Caminaba a buen paso, resistiendo el impulso de echar a correr. El ritmo constante me llevaría más lejos que un galope descontrolado a oscuras. La noche era clara, recto el camino. Pensé, una vez, que estaba poniendo fin a cualquier posible esperanza de demostrar mi valía para la Habilidad. Todo lo que me había costado, tiempo, esfuerzo, dolor, todo en vano. Pero de ningún modo podría haberme quedado sentado y esperar otro día entero a que Galeno intentara ponerse en contacto conmigo. A fin de abrir mi mente a un posible toque de la Habilidad por parte de Galeno, tendría que librarme del tenue hilo de Herrero. No estaba dispuesto. Puesta en la balanza, la Habilidad pesaba mucho menos que Herrero. Y que Burrich.
¿Por qué Burrich?, me pregunté. ¿Quién podía odiarlo tanto como para tenderle una emboscada? Y en sus propios aposentos. Con la nitidez de los partes que presentaba a Chade, empecé a ordenar mis ideas. Alguien que lo conocía lo suficiente para saber dónde vivía; eso descartaba cualquier posible atropello cometido en alguna taberna de la ciudad de Torre del Alce. Alguien que tenía un cuchillo; eso descartaba a cualquiera que solo quisiera propinarle una paliza. El cuchillo estaba afilado y el agresor sabía utilizarlo. El recuerdo me obligó a hacer una mueca.
Eso era lo que sabía. Con tiento, empecé a elaborar hipótesis sustentadas en los hechos. Alguien que conocía las costumbres de Burrich le guardaba un serio rencor, lo bastante serio para matar. Aminoré el paso de repente. ¿Por qué no había reparado Herrero en el hombre que acechaba en lo alto de la escalera? ¿Por qué no había ladrado Fosca al otro lado de la puerta? Eludir a unos perros en su propio territorio solo estaba al alcance de alguien versado en las artes del sigilo.
Galeno.
No. Solo quería que fuese Galeno. Me negué a sacar conclusiones precipitadas. Físicamente, Galeno no era rival para Burrich y él lo sabía. Ni siquiera con un cuchillo, al amparo de la oscuridad, con Burrich medio borracho y desprevenido. No. Quizá Galeno soñara con eso, pero sería incapaz de llevarlo a cabo. No en persona.

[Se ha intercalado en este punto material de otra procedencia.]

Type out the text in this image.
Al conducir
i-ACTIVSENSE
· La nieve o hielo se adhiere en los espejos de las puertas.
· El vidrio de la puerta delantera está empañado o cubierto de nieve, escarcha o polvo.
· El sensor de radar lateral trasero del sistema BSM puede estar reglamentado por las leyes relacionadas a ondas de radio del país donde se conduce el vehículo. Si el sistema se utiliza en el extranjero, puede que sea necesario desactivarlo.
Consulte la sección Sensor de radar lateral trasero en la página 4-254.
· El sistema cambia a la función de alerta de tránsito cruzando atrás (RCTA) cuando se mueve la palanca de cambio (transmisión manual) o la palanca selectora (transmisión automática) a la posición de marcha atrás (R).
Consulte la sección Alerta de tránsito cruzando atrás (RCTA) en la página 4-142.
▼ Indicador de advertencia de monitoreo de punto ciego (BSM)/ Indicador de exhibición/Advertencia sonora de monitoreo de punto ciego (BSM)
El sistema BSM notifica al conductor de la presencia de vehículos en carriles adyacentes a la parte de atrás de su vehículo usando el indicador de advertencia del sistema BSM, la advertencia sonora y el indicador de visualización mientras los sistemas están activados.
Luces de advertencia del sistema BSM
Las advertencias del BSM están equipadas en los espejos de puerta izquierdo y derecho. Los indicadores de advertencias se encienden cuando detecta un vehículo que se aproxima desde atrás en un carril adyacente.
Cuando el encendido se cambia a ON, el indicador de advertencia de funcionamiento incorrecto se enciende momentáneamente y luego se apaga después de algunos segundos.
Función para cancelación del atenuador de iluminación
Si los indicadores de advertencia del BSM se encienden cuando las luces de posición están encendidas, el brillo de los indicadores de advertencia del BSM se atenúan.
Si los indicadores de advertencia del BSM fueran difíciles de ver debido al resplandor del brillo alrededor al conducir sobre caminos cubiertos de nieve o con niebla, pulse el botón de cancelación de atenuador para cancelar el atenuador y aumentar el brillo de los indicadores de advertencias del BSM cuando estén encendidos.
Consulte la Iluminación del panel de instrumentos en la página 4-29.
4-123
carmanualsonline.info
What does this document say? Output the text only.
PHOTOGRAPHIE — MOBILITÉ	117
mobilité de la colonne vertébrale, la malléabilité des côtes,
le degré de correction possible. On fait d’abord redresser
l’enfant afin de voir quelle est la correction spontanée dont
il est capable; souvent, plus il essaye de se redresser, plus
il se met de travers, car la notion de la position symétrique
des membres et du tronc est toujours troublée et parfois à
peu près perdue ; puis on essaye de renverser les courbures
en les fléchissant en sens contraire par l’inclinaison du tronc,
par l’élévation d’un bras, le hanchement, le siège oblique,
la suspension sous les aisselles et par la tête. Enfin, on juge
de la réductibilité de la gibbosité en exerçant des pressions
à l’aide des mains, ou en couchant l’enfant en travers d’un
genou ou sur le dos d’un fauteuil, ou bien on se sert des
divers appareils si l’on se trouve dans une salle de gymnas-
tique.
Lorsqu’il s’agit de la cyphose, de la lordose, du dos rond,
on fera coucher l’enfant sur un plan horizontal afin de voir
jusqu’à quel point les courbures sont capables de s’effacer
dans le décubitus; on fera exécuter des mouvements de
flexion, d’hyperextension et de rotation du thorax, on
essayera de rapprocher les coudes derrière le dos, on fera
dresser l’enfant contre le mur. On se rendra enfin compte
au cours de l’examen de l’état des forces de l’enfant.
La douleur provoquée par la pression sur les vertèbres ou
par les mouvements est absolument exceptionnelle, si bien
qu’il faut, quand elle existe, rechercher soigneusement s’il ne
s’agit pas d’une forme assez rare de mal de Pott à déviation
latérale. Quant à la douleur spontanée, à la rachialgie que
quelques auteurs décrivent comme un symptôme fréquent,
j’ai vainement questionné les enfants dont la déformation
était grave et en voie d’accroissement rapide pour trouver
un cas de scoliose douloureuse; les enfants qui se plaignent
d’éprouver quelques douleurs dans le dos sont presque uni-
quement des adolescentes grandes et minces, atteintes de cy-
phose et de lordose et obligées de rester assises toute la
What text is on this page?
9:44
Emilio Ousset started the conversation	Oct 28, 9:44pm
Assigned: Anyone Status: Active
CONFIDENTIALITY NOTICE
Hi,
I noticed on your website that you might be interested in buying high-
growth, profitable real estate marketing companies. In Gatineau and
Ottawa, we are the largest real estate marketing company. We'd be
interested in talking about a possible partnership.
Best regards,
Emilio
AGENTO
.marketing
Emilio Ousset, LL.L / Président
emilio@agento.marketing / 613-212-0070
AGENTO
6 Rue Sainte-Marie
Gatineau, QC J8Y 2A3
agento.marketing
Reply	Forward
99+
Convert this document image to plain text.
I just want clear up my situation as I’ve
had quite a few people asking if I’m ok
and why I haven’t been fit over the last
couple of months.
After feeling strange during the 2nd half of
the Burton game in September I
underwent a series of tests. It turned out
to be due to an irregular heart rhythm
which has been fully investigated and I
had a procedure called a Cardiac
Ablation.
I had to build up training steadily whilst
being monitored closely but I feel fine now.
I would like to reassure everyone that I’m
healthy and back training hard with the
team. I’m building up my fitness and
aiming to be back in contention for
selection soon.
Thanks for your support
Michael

¿Enviaría a otro? Lo medité, y decidí que no lo sabía. Piensa un poco más. Burrich no era un hombre paciente. Galeno era el último enemigo que se había ganado, pero no el único. Recoloqué los hechos una y otra vez, intentando llegar a una conclusión sólida. Pero las pruebas eran insuficientes.
Al cabo llegué a un arroyo y bebí un poco de agua. Reanudé la marcha. El bosque estaba cada vez más poblado, y la luna quedaba casi oculta por el ramaje de los árboles que delineaban el camino. No di la vuelta. Seguí adelante, hasta que mi camino desembocó en la carretera de la costa igual que el afluente de un gran río. Dirigí mis pasos hacia el sur, con la amplia carretera reluciendo argéntea a la luz de la luna.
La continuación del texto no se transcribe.